1) Parmi les forces de répression déployées dans la France vaincue dès l’été 1940, les polices allemandes sont en bonne place ; mais cette place les met dans une position un peu différente et en tout cas secondaire par rapport à l’armée, la Wehrmacht (j’examine ce point plus loin, dans la prochaine séance).

Il faut revenir à l’Allemagne après la prise du pouvoir par les nazis pour comprendre le rôle et le fonctionnement de ces polices.

Après 1933 et au début de la guerre, en effet, ces polices ont été organisées dans le cadre nouveau de l’Office central de la sécurité du Reich, le Reichsicherheitshauptamt, RSHA. Créé en septembre 1939, le RSHA, « ministère de la terreur » a-t-on dit souvent, doté de 3000 collaborateurs, marquait surtout l’empire exercé par la SS et son chef suprême, le Reichsführer-SS Heinrich Himmler, sur l’ensemble des forces de police, 250 000 hommes au total. La SS (ce sigle est dans toutes les mémoires), c’était la terrible garde rapprochée du Führer, porteuse de la doctrine raciale à laquelle Himmler va s’efforcer de donner une aura planétaire et transhistorique - je dirai de quoi il s’agit lorsque je traiterai de l’Allemagne. Les différentes polices traditionnelles, augmentées de services nouveaux, regroupées, réorganisées, qui composaient donc une véritable armada, d’un gigantisme sans exemple dans l’histoire, étaient désormais à la disposition d’Himmler et des SS.
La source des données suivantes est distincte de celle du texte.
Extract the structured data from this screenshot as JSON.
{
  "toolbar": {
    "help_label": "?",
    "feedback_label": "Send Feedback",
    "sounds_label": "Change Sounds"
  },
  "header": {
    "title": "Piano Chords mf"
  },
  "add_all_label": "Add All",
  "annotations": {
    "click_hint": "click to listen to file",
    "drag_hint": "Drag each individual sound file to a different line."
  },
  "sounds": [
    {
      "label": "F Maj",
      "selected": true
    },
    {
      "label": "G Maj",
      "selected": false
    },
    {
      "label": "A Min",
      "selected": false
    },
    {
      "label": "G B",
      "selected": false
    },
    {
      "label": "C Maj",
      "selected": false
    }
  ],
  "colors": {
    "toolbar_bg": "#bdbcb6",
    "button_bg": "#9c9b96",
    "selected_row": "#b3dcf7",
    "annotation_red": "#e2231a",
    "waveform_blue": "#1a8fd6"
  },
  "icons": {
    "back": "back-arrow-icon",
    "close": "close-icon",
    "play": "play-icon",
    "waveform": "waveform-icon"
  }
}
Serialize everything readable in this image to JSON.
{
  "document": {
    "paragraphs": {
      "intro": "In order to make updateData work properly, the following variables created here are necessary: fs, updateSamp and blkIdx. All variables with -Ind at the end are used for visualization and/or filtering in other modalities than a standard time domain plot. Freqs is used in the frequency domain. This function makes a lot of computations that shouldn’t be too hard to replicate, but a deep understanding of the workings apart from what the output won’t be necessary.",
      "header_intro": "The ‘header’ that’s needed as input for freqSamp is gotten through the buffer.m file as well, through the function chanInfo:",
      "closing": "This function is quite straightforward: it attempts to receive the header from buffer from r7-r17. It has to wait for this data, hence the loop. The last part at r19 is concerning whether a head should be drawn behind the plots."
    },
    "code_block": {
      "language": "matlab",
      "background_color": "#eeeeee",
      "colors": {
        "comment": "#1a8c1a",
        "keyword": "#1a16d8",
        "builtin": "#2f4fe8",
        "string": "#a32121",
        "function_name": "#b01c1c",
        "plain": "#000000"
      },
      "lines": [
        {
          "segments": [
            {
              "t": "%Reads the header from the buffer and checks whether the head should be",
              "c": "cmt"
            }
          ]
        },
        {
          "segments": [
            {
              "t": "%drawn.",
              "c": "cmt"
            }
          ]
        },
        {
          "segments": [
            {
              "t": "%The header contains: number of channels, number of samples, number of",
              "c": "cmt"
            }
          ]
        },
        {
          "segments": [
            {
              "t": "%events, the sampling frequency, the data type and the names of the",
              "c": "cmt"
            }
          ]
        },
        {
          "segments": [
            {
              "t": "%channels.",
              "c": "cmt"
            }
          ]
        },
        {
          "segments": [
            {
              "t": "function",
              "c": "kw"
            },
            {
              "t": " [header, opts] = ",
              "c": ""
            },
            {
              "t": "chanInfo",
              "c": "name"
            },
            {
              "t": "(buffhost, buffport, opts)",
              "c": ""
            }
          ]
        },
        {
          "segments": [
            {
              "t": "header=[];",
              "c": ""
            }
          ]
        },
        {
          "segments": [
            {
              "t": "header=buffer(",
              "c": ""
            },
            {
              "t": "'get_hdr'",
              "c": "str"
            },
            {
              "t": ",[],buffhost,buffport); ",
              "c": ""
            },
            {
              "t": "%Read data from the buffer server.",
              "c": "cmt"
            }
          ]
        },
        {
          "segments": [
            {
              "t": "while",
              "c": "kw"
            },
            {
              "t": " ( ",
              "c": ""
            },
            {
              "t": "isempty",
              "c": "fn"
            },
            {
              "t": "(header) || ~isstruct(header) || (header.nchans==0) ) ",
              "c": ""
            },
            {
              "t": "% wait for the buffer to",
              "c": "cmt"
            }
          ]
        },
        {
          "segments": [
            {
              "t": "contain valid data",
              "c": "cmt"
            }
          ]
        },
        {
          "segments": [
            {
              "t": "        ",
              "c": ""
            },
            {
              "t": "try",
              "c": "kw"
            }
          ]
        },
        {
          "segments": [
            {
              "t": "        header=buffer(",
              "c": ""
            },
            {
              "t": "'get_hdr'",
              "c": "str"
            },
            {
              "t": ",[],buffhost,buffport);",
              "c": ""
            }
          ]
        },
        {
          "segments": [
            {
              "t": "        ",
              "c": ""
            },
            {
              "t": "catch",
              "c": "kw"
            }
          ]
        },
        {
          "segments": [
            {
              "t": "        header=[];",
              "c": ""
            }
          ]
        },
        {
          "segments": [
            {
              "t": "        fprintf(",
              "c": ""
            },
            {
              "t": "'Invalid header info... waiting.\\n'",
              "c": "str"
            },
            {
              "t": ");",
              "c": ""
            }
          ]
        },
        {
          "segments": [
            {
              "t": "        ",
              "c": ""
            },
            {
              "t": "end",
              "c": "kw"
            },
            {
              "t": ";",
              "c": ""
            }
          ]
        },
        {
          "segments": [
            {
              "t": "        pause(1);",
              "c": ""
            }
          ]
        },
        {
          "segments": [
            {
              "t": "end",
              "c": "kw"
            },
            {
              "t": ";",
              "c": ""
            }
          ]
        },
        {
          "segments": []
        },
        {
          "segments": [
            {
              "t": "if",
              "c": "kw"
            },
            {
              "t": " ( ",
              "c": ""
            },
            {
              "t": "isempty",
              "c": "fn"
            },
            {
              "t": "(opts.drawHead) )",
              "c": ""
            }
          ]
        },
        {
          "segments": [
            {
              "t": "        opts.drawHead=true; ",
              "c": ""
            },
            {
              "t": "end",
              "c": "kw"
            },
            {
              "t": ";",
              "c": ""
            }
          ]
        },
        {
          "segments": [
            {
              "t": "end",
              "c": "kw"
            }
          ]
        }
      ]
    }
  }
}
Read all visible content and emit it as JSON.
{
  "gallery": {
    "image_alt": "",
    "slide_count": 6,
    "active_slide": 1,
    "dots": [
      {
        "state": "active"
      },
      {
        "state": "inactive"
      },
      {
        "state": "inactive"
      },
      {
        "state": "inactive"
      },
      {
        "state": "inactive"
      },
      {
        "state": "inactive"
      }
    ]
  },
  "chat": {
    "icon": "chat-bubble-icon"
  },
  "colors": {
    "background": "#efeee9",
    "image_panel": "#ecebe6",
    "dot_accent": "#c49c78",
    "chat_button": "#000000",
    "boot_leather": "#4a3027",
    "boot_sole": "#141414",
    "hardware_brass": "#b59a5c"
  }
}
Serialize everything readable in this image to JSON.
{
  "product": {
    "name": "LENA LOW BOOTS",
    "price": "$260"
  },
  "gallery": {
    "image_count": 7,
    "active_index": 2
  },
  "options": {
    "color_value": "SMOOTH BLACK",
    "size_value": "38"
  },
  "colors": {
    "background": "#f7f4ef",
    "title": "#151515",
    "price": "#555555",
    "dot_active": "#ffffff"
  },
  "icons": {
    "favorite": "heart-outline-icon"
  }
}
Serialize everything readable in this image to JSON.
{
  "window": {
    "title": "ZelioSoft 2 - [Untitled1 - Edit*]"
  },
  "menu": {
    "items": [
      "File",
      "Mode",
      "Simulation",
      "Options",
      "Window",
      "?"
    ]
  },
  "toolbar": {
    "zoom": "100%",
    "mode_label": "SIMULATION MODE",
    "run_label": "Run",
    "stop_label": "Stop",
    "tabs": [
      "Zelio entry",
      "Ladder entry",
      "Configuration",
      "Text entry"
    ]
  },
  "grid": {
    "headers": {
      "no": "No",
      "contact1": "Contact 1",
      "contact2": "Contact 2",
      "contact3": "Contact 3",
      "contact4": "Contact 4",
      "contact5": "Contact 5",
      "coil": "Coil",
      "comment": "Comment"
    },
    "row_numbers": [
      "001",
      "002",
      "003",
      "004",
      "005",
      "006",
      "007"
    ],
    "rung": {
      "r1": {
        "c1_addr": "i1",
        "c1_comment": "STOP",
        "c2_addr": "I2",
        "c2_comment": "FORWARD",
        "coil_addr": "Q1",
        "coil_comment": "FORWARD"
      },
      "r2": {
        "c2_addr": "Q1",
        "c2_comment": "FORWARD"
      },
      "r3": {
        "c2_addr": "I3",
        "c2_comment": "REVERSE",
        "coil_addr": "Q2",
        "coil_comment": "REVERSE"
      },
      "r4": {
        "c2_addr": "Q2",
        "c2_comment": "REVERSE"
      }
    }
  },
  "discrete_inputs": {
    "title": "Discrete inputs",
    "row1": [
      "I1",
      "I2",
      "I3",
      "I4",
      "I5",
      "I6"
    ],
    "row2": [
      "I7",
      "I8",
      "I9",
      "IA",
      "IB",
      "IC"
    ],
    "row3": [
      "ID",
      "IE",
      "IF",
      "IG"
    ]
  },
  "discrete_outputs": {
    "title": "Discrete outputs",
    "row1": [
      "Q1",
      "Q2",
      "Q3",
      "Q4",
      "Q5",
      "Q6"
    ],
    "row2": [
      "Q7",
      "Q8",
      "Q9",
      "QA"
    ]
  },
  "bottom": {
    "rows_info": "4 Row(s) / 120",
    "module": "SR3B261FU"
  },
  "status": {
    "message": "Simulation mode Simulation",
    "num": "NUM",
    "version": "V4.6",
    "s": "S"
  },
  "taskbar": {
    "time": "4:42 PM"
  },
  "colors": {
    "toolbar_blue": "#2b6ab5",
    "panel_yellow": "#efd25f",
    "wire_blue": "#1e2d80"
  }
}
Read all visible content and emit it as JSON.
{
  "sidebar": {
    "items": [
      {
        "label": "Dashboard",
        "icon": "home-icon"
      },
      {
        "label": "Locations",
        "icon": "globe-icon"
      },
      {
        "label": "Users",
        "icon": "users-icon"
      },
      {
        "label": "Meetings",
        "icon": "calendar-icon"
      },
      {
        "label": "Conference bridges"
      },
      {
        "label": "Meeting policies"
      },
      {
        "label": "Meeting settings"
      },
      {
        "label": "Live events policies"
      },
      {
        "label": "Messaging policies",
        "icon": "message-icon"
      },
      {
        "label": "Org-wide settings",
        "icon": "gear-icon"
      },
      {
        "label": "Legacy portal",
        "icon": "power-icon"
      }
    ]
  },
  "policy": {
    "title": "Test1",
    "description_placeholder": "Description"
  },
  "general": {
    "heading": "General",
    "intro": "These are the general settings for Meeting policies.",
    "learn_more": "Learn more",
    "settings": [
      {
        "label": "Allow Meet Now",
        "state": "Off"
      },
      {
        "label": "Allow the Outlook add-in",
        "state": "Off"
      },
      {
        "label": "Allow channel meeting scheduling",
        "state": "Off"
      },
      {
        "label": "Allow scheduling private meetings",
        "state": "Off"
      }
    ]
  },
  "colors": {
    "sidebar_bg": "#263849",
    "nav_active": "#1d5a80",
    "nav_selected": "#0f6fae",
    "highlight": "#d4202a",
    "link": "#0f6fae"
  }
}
Remontons encore un peu le temps, jusqu’en juin 1936. Le vaste mouvement de réorganisation dont je parle, qui adapte les forces de police aux nécessités de la répression, de quelque nom qu’on entoure la répression - surveillance, contrôle, interpellation, emprisonnement, tortures ou élimination, etc., ce mouvement disais-je, a pour point d’orgue un décret en date du 17 juin 1936, par lequel Hitler nomme Himmler chef suprême de toutes les polices allemandes. L’importance de ce décret se mesure au fait que, dès lors, les polices ne sont plus du ressort des États régionaux, les Länder que sont la Prusse, la Bavière, etc., mais sont soumises à l’autorité de l’État central, l’autorité du Reich (quoique les fonctionnaires attendront une loi de finance du 19 mars 1937 pour être payés sur le budget du Reich). La police du Reich prime désormais les polices régionales et même se substitue à elles.

 

Remarque

Par parenthèse j’indique tout de suite une notion importante pour l’analyse du nazisme : quand je parle de l’État central, cela pourrait suggérer une excroissance de l’État lui-même. C’est peut-être le cas en un certain sens. Mais cela pourrait induire en erreur. Car il s’agit désormais, avec les nazis, d’un État en réalité amoindri, car placé sous la domination exclusive du parti d’Hitler, le parti nazi (NSDAP), devenu parti unique… J’insiste sur ce point, la maîtrise de l’État et de tous ses organes, de toutes les fonctions, de  toute l’administration, par un parti,  car ceci caractérise un régime totalitaire (on verra la même chose dans l’ URSS stalinienne).

 

Or Himmler, une fois à ce poste, fusionne la police d’État avec la SS, en sorte que les SS entrent dans la police et que, réciproquement, les fonctionnaires de police sont admis dans la SS, sauf ceux sans qualification particulière. Il est facile de comprendre que ce changement n’est pas seulement de forme ; il affecte la nature même des missions de la police. Voici en effet ce que proclame hautement le décret de 1936 :

 

« Devenue nationale socialiste, la police n’a plus pour mission d’assurer un ordre établi par un régime parlementaire et constitutionnel. Elle est là 1° pour faire exécuter la volonté d’un chef unique ; 2° pour préserver le peuple allemand contre toutes les tentatives de destruction »… (cité par Jacques Delarue, Histoire de la Gestapo, Éditions du Nouveau Monde/Poche, 2011, p. 246 ;  voir aussi Saul Friedländer, L’Allemagne nazie et les Juifs, t 1, Les années de persécution, 1933-1939, Paris, Seuil, 1997, p. 199).

 

Ainsi sont érigés deux piliers de la tyrannie nazie (ce qui, à nouveau, répond très bien à l’idée de totalitarisme) : d’une part le « principe du chef » (Führerprinzip), la soumission de tout l’ordre étatique et répressif à la volonté quasi transcendante du Führer, transmise par les donneurs d’ordre, chacun dans sa sphère d’action propre ; d’autre part la capacité donnée à la police de détecter et éventuellement d’éliminer toutes les personnes et les groupes réputés hostiles à l’État, comme les marxistes, les sociaux démocrates et les Juifs. En principe, les forces de police relèvent du ministère de l’Intérieur, et si Himmler en est le chef, il reste théoriquement sous l’autorité du ministre de l’Intérieur, qui est Wilhelm Frick, un docteur en droit né en 1877 et qui figurera parmi les accusés de Nuremberg (condamné à mort en 1946 et exécuté).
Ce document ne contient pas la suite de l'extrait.